Probability Density Function (PDF)
The PDF of a uniform distribution is given by:
$$f(x) = \begin{cases} \frac{1}{b-a}, & \text{if}\ a \le x \le b \\ 0, & \text{otherwise} \end{cases} $$
Cumulative Distribution Function (CDF)
The CDF of a uniform distribution is given by:
$$F(x) = \begin{cases} 0, & \text{if}\ x < a \\ \frac{x-a}{b-a}, & \text{if}\ a \le x \le b \\ 1, & \text{if}\ x > b \end{cases} $$
Expected Value and Variance
The expected value (mean) of a uniform distribution is the midpoint of the interval [a, b]:
$$E[X] = \frac{a+b}{2}$$
The variance of a uniform distribution is given by:
$$\text{Var}(X) = \frac{(b-a)^2}{12}$$
Moment Generating Functions and Moments
The moment generating function (MGF) of a uniform distribution is:
$$M_X(t) = E[e^{tX}] = \frac{e^{tb} - e^{ta}}{t(b-a)}$$
To find the n-th moment, we take the n-th derivative of the MGF with respect to t and then evaluate it at t=0:
$$E[X^n] = \frac{d^n M_X(t)}{dt^n}\Bigg|_{t=0}$$
- First Moment (Mean):
$$E[X] = \frac{a+b}{2}$$
- Second Moment (Variance + Mean^2):
$$E[X^2] = \frac{a^2 + ab + b^2}{3}$$
Example: Timing in Simulation Game
In a simulation game, a developer wants to introduce an event occurring randomly between 2 and 4 seconds after a certain action. This timing follows a continuous uniform distribution.
Given parameters:
- Lower bound $a = 2$ seconds
- Upper bound $b = 4$ seconds
I. Probability of Event Occurring Within 2.5 Seconds:
For a continuous uniform distribution $U(a, b)$, the probability density function is $f(x; a, b) = \frac{1}{b - a}$ for $a \leq x \leq b$.

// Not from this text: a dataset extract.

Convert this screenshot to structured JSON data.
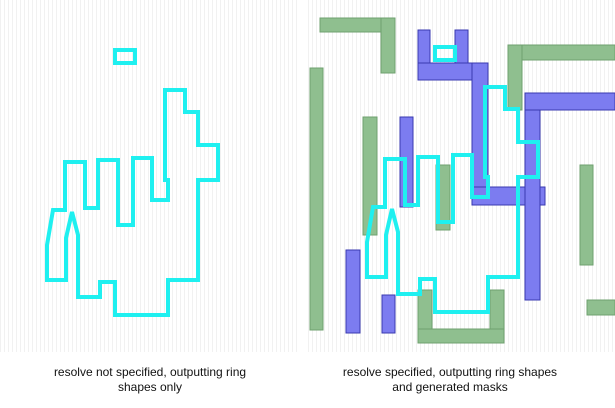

To find the probability of the event happening before 2.5 seconds:
$$ P(X < 2.5) = \frac{2.5 - 2}{4 - 2} = 0.25 $$
This means there is a 25% chance the event will occur within 2.5 seconds.
II. Expected Value and Variance of the Event Timing:
The expected value $E[X]$ and variance $\text{Var}(X)$ for a continuous uniform distribution are calculated as:
- Expected value (mean time):
$$ E[X] = \frac{a + b}{2} = \frac{2 + 4}{2} = 3 \text{ seconds} $$
- Variance:
$$ \text{Var}(X) = \frac{(b - a)^2}{12} = \frac{(4 - 2)^2}{12} = \frac{1}{3} \text{ seconds}^2 $$
These calculations help the developer understand the timing dynamics of the event in the simulation game.
Applications
Uniform distributions are often used as a simple model when all possible outcomes are equally likely, such as in random number generators or when sampling from a finite set of values.